A l'orée de cet article, je m'interroge en fait sur l'évolution de notre perception de l'éthique, de ce qui est "éthique". Évidemment, il y a une variation temporelle et géographique sur l'éthique. Songeons au cannibalisme "normal" de certaines tribus auparavant. La peine de mort est toujours d'actualité dans certains pays. Certains parlent du "génocide" des animaux de ferme. On commence à considérer que les arbres et, de façon plus globale, tous les végétaux peuvent être sensibles et ont une vie digne aussi. Est-ce que le fait de manger surtout des vaches et pas des mâles traduit un sexisme espéciste ? On accorde une existence morale à des rivières. Comme on classe et protège quantité de bâtiments et quartiers en France. Le patrimoine immatériel aussi est classé. Puis, des personnes qui s'identifient à un sexe qui n'est pas le leur (transgenre, transexuel), voire à une espèce qui n'est pas la leur (otherkin). Certains sont prêt à considérer d'arrêter toute l'agriculture pour l'extraction de nutriment via exploitation microbienne génétiquement modifiée. Certains tombent amoureux de programmes informatiques. On peut violer par un regard, ou oppresser la gente féminine en augmentant l'angle d'ouverture des jambes quand on est assis. On est raciste en buvant du lait. On pourrait continuer ainsi longtemps. A travers tout cela se dégage une tendance nette à la virtualisation, comme je tentais de l'exposer dans l'article précédent. Mais aussi par là un déplacement des perceptions de l'éthique. Comment fait-on pour se laver les mains face à une épidémie virtuelle ? Une monnaie virtuelle semble basée sur un procédé plus solide que la monnaie étatique. Bref, l'ensemble des filtres élémentaires constituants notre perception s'en retrouve chamboulé. En même temps, il y a une normalisation de l'avortement et de l'auto-stérilisation, on va vers une marchandisation de la reproduction, de la génétique et autre, on utilise toujours plus de pétrole, etc. Il ne faudrait pas aller trop vite en se croyant plus éthique que le passé. Cela me fait penser aux accusations de racisme anachronique. On va chercher des textes, parfois de milliers d'années, et les dévaluer en y voyant du racisme et autres tares-obsessions contemporaines. Autodafé ordinaire.

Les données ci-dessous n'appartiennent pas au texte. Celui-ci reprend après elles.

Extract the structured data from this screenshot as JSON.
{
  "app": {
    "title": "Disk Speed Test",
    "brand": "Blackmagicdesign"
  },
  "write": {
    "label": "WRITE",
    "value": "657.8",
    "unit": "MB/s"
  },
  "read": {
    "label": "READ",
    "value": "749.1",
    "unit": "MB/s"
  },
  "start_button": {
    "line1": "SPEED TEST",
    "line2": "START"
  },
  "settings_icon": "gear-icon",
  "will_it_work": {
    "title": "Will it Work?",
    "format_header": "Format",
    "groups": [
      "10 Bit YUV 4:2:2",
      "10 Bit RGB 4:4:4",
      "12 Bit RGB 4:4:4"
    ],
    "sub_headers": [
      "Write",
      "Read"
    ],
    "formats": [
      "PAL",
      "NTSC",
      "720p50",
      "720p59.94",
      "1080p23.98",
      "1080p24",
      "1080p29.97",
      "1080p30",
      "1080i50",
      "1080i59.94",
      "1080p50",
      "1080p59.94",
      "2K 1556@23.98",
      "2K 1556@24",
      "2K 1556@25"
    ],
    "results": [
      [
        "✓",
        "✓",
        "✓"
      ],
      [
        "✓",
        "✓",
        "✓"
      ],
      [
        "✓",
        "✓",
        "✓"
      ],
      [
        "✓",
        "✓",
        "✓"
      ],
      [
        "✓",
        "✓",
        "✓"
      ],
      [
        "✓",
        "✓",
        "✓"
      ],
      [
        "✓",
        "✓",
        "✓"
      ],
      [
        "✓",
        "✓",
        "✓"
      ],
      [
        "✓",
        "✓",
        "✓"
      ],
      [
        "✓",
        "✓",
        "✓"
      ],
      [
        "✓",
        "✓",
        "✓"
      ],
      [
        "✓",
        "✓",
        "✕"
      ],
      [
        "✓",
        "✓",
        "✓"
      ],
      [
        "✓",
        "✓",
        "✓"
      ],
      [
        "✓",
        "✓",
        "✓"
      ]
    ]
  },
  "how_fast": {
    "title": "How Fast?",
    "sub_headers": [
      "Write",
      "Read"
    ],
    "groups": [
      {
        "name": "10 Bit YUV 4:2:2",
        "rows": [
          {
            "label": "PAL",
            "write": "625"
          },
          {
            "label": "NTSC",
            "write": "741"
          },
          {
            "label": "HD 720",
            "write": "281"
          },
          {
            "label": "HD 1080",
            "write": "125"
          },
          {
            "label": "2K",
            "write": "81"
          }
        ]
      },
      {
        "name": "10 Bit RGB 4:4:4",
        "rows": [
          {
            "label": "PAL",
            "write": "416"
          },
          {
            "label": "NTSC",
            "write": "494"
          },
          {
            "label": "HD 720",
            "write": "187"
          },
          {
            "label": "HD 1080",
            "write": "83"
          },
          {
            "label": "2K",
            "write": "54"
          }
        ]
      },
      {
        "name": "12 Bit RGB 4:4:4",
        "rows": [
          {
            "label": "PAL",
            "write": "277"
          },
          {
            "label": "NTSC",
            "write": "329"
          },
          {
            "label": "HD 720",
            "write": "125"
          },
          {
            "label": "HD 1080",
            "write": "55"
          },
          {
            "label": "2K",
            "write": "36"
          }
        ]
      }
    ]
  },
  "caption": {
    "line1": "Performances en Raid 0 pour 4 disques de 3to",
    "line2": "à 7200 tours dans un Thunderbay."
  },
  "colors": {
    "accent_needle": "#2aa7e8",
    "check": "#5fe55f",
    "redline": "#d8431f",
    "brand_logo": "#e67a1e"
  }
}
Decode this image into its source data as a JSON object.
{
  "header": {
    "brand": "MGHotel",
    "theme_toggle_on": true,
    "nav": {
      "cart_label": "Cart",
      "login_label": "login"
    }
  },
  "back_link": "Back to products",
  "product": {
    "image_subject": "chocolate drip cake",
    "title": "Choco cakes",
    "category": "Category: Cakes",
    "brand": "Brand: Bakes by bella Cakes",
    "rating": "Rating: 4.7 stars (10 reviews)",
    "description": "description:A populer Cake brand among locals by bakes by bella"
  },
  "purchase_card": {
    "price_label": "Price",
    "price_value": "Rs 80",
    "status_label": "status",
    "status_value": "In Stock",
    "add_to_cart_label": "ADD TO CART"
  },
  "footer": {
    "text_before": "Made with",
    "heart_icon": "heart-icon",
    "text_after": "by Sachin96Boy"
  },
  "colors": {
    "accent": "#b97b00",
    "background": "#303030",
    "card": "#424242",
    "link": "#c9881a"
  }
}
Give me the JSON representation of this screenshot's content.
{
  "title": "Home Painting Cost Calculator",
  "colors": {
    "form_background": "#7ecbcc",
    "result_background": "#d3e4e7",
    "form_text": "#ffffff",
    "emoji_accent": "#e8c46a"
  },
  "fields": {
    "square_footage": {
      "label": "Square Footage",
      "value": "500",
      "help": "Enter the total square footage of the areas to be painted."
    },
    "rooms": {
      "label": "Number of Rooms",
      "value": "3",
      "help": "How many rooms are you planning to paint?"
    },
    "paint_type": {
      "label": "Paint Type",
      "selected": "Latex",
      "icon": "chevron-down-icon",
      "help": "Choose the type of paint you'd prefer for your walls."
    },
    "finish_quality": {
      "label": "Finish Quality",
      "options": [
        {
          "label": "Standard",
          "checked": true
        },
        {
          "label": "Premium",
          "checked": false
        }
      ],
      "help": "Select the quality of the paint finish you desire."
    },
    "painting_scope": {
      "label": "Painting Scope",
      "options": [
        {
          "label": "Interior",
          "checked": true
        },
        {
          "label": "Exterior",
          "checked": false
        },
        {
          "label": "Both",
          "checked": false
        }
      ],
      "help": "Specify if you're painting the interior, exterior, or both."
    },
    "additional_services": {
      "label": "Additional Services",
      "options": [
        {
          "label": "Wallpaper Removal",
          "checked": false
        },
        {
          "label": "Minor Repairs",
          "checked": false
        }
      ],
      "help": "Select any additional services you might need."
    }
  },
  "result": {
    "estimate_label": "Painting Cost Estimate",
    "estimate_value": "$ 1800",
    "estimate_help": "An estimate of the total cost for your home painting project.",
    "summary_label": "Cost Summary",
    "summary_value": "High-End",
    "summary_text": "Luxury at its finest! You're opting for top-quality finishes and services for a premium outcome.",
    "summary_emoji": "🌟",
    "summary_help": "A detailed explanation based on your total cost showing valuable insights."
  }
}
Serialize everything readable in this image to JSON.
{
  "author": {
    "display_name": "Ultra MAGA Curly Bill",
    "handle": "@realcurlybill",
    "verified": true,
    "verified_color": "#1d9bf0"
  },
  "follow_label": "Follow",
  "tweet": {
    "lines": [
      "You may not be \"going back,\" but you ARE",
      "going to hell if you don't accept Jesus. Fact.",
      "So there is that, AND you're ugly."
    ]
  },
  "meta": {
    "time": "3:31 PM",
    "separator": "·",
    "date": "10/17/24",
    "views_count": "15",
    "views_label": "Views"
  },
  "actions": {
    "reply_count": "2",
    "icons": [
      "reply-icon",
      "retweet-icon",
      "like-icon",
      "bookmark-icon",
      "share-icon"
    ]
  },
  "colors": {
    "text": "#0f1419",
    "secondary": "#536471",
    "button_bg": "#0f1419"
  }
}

On fait du sur-mesure pour chaque groupe, caractéristique (sexe, sexualité, identité de genre, origine parfois sur plusieurs générations, religion, etc.) et par là nie les individus, et s'enferme dans des incompatibilités irrémédiables. L'éthique en formation pose aussi des problèmes majeurs car cette éthique part de postulats où le réel serait autre, plastique, pourrait être très différent. Comme s'arrêter de manger de la viande, mais aussi s'arrêter de manger tout court tout "aliment" provenant de l'exploitation du vivant. Ou comme changer de sexe, ce qui ne peut aujourd'hui aboutir qu'à être un entre deux par prothèses chimiques et chirurgicales dont aussi amputation. On devrait aussi ne plus s'habiller, ne plus se déplacer, et peut-être même ne plus exister en terme biologique car ça prend des ressources et de la place, qui (invocation de la rationalité) pourraient être "mieux" utilisées. Et, quelque part, on ne peut pas être en total désaccord avec l'ensemble de ces hypothèses flexibles et plastiques. Il y a un appel à la liberté d'être pour laquelle on ne peut pas être insensible. Bien que souvent ça ne soit qu'une narration étrange d'émancipation fantasmagorique, on ne peut que saluer cette volonté, même si imaginaire en l'état. Une éthique ambitieuse, pourquoi pas ! Mais attention aux effets annexes, connexes, ainsi qu'aux postulats de base. En fait, bien souvent on considère le "construit" comme mauvais par définition, et c'est cela que beaucoup prennent pour postulat de base, ce qui ne l'est pas justement. Cette nouvelle "éthique", qui accordera peut-être aux virus une protection contre l'espècisme d'origine humaine, sera peut-être tout ce qu'il y a de plus normal prochainement, peut-être même qu'elle sera obsolète elle-même devant de nouvelles revendications plus poussées encore (dont certaines - beaucoup ? - ont déjà été émises dans le passé). Encore faudrait-il que les postulats (accessoirement le réel) suivent cette lancée.
Je ne voudrais pas qu'on se retrouve, comme dans le scenario du livre de Stanislas Lem - Le congrès de futurologie, dans une situation de pauvreté et de misère absolue masquée par un apparat chimique qui nous fait croire/voir que tout est comme on veut, au mieux. Un virtuel faux, qui maquille.